Gonzalez also is heartened that the focus of music is now on touring and playing live.
"The best thing about this whole situation is that it has redirected the focus of bands on to live concerts. It's not like the 1980s and '90s, when it was all about the music videos, and it's no longer like the years from the 1960s to the '90s, when it was always about the recordings.
"We make albums now to support the touring, not the other way around. That's where most of the money is these days."
And it also happens to be what this band is best at. If Grupo Fantasma weren't such a smoking live act, Prince wouldn't have hired it to play a weekly Latin night at his 3121 nightclub in Las Vegas for 10 weeks.
"Every week, we were told, 'Prince is listening to the band; he's going to sit in with you guys.' During one of those shows, in the middle of one song, we heard an amazing shredding guitar player. I thought, 'Oh my God, (GF guitarist) Beto (Martinez) just lost his mind.' I turned around, and standing right next to me, there he was—ripping it up on guitar.
"As soon as he was done, he turned around and walked off the stage. As mysteriously as he appeared, he disappeared. But from that point on, he offered us a lot of exclusive party events. He was very gracious about supporting our band."
Prince even took Grupo Fantasma's horn section to Coachella and on The Tonight Show With Jay Leno. They also played with him at the O2 Arena in London. "That was in front of 20,000 people. That pretty much sealed the deal for us to tour Europe, which we have been doing pretty regularly since."
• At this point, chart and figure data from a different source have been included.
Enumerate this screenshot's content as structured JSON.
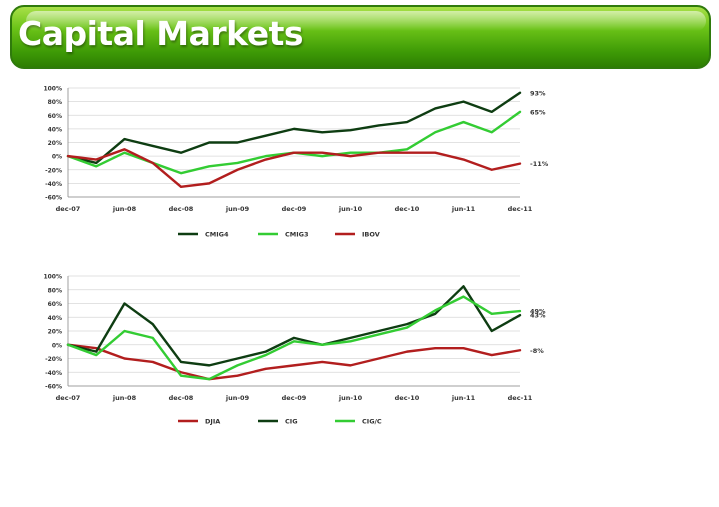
{
  "page": {
    "title": "Capital Markets"
  },
  "chart_data": [
    {
      "type": "line",
      "x": [
        "dec-07",
        "mar-08",
        "jun-08",
        "sep-08",
        "dec-08",
        "mar-09",
        "jun-09",
        "sep-09",
        "dec-09",
        "mar-10",
        "jun-10",
        "sep-10",
        "dec-10",
        "mar-11",
        "jun-11",
        "sep-11",
        "dec-11"
      ],
      "x_tick_labels": [
        "dec-07",
        "jun-08",
        "dec-08",
        "jun-09",
        "dec-09",
        "jun-10",
        "dec-10",
        "jun-11",
        "dec-11"
      ],
      "y_tick_labels": [
        "100%",
        "80%",
        "60%",
        "40%",
        "20%",
        "0%",
        "-20%",
        "-40%",
        "-60%"
      ],
      "ylim": [
        -60,
        100
      ],
      "grid": true,
      "legend_position": "bottom",
      "series": [
        {
          "name": "CMIG4",
          "color": "#0e3d12",
          "end_label": "93%",
          "values": [
            0,
            -10,
            25,
            15,
            5,
            20,
            20,
            30,
            40,
            35,
            38,
            45,
            50,
            70,
            80,
            65,
            93
          ]
        },
        {
          "name": "CMIG3",
          "color": "#33cc33",
          "end_label": "65%",
          "values": [
            0,
            -15,
            5,
            -10,
            -25,
            -15,
            -10,
            0,
            5,
            0,
            5,
            5,
            10,
            35,
            50,
            35,
            65
          ]
        },
        {
          "name": "IBOV",
          "color": "#b21e1e",
          "end_label": "-11%",
          "values": [
            0,
            -5,
            10,
            -10,
            -45,
            -40,
            -20,
            -5,
            5,
            5,
            0,
            5,
            5,
            5,
            -5,
            -20,
            -11
          ]
        }
      ]
    },
    {
      "type": "line",
      "x": [
        "dec-07",
        "mar-08",
        "jun-08",
        "sep-08",
        "dec-08",
        "mar-09",
        "jun-09",
        "sep-09",
        "dec-09",
        "mar-10",
        "jun-10",
        "sep-10",
        "dec-10",
        "mar-11",
        "jun-11",
        "sep-11",
        "dec-11"
      ],
      "x_tick_labels": [
        "dec-07",
        "jun-08",
        "dec-08",
        "jun-09",
        "dec-09",
        "jun-10",
        "dec-10",
        "jun-11",
        "dec-11"
      ],
      "y_tick_labels": [
        "100%",
        "80%",
        "60%",
        "40%",
        "20%",
        "0%",
        "-20%",
        "-40%",
        "-60%"
      ],
      "ylim": [
        -60,
        100
      ],
      "grid": true,
      "legend_position": "bottom",
      "series": [
        {
          "name": "DJIA",
          "color": "#b21e1e",
          "end_label": "-8%",
          "values": [
            0,
            -5,
            -20,
            -25,
            -40,
            -50,
            -45,
            -35,
            -30,
            -25,
            -30,
            -20,
            -10,
            -5,
            -5,
            -15,
            -8
          ]
        },
        {
          "name": "CIG",
          "color": "#0e3d12",
          "end_label": "43%",
          "values": [
            0,
            -10,
            60,
            30,
            -25,
            -30,
            -20,
            -10,
            10,
            0,
            10,
            20,
            30,
            45,
            85,
            20,
            43
          ]
        },
        {
          "name": "CIG/C",
          "color": "#33cc33",
          "end_label": "49%",
          "values": [
            0,
            -15,
            20,
            10,
            -45,
            -50,
            -30,
            -15,
            5,
            0,
            5,
            15,
            25,
            50,
            70,
            45,
            49
          ]
        }
      ]
    }
  ]
}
The band also earned a great friend and collaborator in Larry Harlow, a pianist, house producer and bandleader for the influential Fania Records in the 1960s and '70s. He has played with Grupo Fantasma on many occasions and was a guest on the group's 2008 breakthrough album, Sonidos Gold, as well as on the new record.
Fans of Arizona music and indie rock will be interested to learn that Curt Kirkwood, of the Phoenix-area band Meat Puppets, plays on a tune on El Existential. "He came in and did a guitar solo on the song 'Telaraña,' and he tore it up," Gonzalez said.
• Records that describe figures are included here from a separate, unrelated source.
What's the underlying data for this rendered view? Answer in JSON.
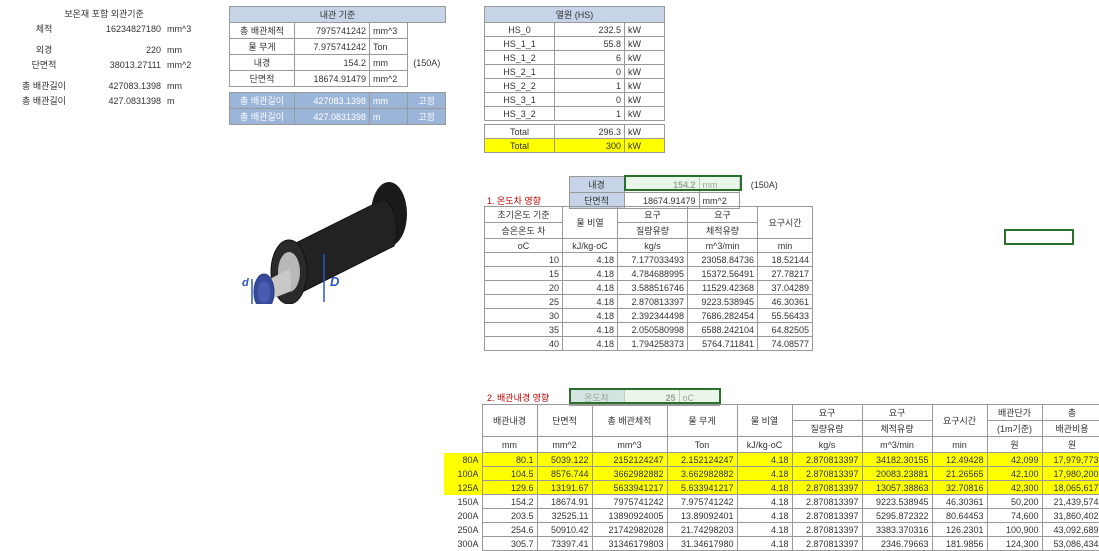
{
  "left": {
    "title": "보온재 포함 외관기준",
    "rows": [
      {
        "label": "체적",
        "value": "16234827180",
        "unit": "mm^3"
      },
      {
        "label": "외경",
        "value": "220",
        "unit": "mm"
      },
      {
        "label": "단면적",
        "value": "38013.27111",
        "unit": "mm^2"
      },
      {
        "label": "총 배관길이",
        "value": "427083.1398",
        "unit": "mm"
      },
      {
        "label": "총 배관길이",
        "value": "427.0831398",
        "unit": "m"
      }
    ]
  },
  "inner": {
    "title": "내관 기준",
    "rows": [
      {
        "label": "총 배관체적",
        "value": "7975741242",
        "unit": "mm^3",
        "note": ""
      },
      {
        "label": "물 무게",
        "value": "7.975741242",
        "unit": "Ton",
        "note": ""
      },
      {
        "label": "내경",
        "value": "154.2",
        "unit": "mm",
        "note": "(150A)"
      },
      {
        "label": "단면적",
        "value": "18674.91479",
        "unit": "mm^2",
        "note": ""
      }
    ],
    "sel": [
      {
        "label": "총 배관길이",
        "value": "427083.1398",
        "unit": "mm",
        "note": "고정"
      },
      {
        "label": "총 배관길이",
        "value": "427.0831398",
        "unit": "m",
        "note": "고정"
      }
    ]
  },
  "heat": {
    "title": "열원 (HS)",
    "rows": [
      {
        "label": "HS_0",
        "value": "232.5",
        "unit": "kW"
      },
      {
        "label": "HS_1_1",
        "value": "55.8",
        "unit": "kW"
      },
      {
        "label": "HS_1_2",
        "value": "6",
        "unit": "kW"
      },
      {
        "label": "HS_2_1",
        "value": "0",
        "unit": "kW"
      },
      {
        "label": "HS_2_2",
        "value": "1",
        "unit": "kW"
      },
      {
        "label": "HS_3_1",
        "value": "0",
        "unit": "kW"
      },
      {
        "label": "HS_3_2",
        "value": "1",
        "unit": "kW"
      }
    ],
    "total1": {
      "label": "Total",
      "value": "296.3",
      "unit": "kW"
    },
    "total2": {
      "label": "Total",
      "value": "300",
      "unit": "kW"
    }
  },
  "sec1": {
    "bar": {
      "l1": "내경",
      "v1": "154.2",
      "u1": "mm",
      "note": "(150A)"
    },
    "bar2": {
      "l1": "단면적",
      "v1": "18674.91479",
      "u1": "mm^2"
    },
    "title": "1. 온도차 영향",
    "head": {
      "c1a": "초기온도 기준",
      "c1b": "승온온도 차",
      "c2": "물 비열",
      "c3a": "요구",
      "c3b": "질량유량",
      "c4a": "요구",
      "c4b": "체적유량",
      "c5": "요구시간",
      "u1": "oC",
      "u2": "kJ/kg·oC",
      "u3": "kg/s",
      "u4": "m^3/min",
      "u5": "min"
    },
    "rows": [
      {
        "t": "10",
        "cp": "4.18",
        "mf": "7.177033493",
        "vf": "23058.84736",
        "tm": "18.52144"
      },
      {
        "t": "15",
        "cp": "4.18",
        "mf": "4.784688995",
        "vf": "15372.56491",
        "tm": "27.78217"
      },
      {
        "t": "20",
        "cp": "4.18",
        "mf": "3.588516746",
        "vf": "11529.42368",
        "tm": "37.04289"
      },
      {
        "t": "25",
        "cp": "4.18",
        "mf": "2.870813397",
        "vf": "9223.538945",
        "tm": "46.30361"
      },
      {
        "t": "30",
        "cp": "4.18",
        "mf": "2.392344498",
        "vf": "7686.282454",
        "tm": "55.56433"
      },
      {
        "t": "35",
        "cp": "4.18",
        "mf": "2.050580998",
        "vf": "6588.242104",
        "tm": "64.82505"
      },
      {
        "t": "40",
        "cp": "4.18",
        "mf": "1.794258373",
        "vf": "5764.711841",
        "tm": "74.08577"
      }
    ]
  },
  "sec2": {
    "title": "2. 배관내경 영향",
    "dT": {
      "label": "온도차",
      "value": "25",
      "unit": "oC"
    },
    "head": {
      "c1": "배관내경",
      "c2": "단면적",
      "c3": "총 배관체적",
      "c4": "물 무게",
      "c5": "물 비열",
      "c6a": "요구",
      "c6b": "질량유량",
      "c7a": "요구",
      "c7b": "체적유량",
      "c8": "요구시간",
      "c9a": "배관단가",
      "c9b": "(1m기준)",
      "c10a": "총",
      "c10b": "배관비용",
      "u1": "mm",
      "u2": "mm^2",
      "u3": "mm^3",
      "u4": "Ton",
      "u5": "kJ/kg·oC",
      "u6": "kg/s",
      "u7": "m^3/min",
      "u8": "min",
      "u9": "원",
      "u10": "원"
    },
    "rowLabels": [
      "80A",
      "100A",
      "125A",
      "150A",
      "200A",
      "250A",
      "300A"
    ],
    "rows": [
      {
        "d": "80.1",
        "a": "5039.122",
        "v": "2152124247",
        "w": "2.152124247",
        "cp": "4.18",
        "mf": "2.870813397",
        "vf": "34182.30155",
        "tm": "12.49428",
        "pr": "42,099",
        "tot": "17,979,773"
      },
      {
        "d": "104.5",
        "a": "8576.744",
        "v": "3662982882",
        "w": "3.662982882",
        "cp": "4.18",
        "mf": "2.870813397",
        "vf": "20083.23881",
        "tm": "21.26565",
        "pr": "42,100",
        "tot": "17,980,200"
      },
      {
        "d": "129.6",
        "a": "13191.67",
        "v": "5633941217",
        "w": "5.633941217",
        "cp": "4.18",
        "mf": "2.870813397",
        "vf": "13057.38863",
        "tm": "32.70816",
        "pr": "42,300",
        "tot": "18,065,617"
      },
      {
        "d": "154.2",
        "a": "18674.91",
        "v": "7975741242",
        "w": "7.975741242",
        "cp": "4.18",
        "mf": "2.870813397",
        "vf": "9223.538945",
        "tm": "46.30361",
        "pr": "50,200",
        "tot": "21,439,574"
      },
      {
        "d": "203.5",
        "a": "32525.11",
        "v": "13890924005",
        "w": "13.89092401",
        "cp": "4.18",
        "mf": "2.870813397",
        "vf": "5295.872322",
        "tm": "80.64453",
        "pr": "74,600",
        "tot": "31,860,402"
      },
      {
        "d": "254.6",
        "a": "50910.42",
        "v": "21742982028",
        "w": "21.74298203",
        "cp": "4.18",
        "mf": "2.870813397",
        "vf": "3383.370316",
        "tm": "126.2301",
        "pr": "100,900",
        "tot": "43,092,689"
      },
      {
        "d": "305.7",
        "a": "73397.41",
        "v": "31346179803",
        "w": "31.34617980",
        "cp": "4.18",
        "mf": "2.870813397",
        "vf": "2346.79663",
        "tm": "181.9856",
        "pr": "124,300",
        "tot": "53,086,434"
      }
    ]
  },
  "colors": {
    "headerBlue": "#c7d4e8",
    "selBlue": "#9bb5d9",
    "yellow": "#ffff00",
    "red": "#c00000",
    "selGreen": "#2a6f2a"
  }
}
Grupo Fantasma will play Tucson as planned, despite a growing movement in some music-industry circles to boycott Arizona in light of the recent immigration legislation. Bands such as Cypress Hill, Los Lobos, and Hall and Oates have canceled gigs as a result.
Gonzalez said Grupo Fantasma understands the frustration over the issue; this is a band that also comes from a state bordering Mexico. But Grupo never considered boycotting Arizona, because "we are not an overly political band. We're not trying to make any statements other than musical ones," he said.
However, he noted that Grupo Fantasma, by its very membership, supports diversity. "We have in the band musicians who are Latinos, blacks, whites, Jewish people and musicians who moved here from other countries. And we come from Texas. If that isn't multicultural, I don't know what is."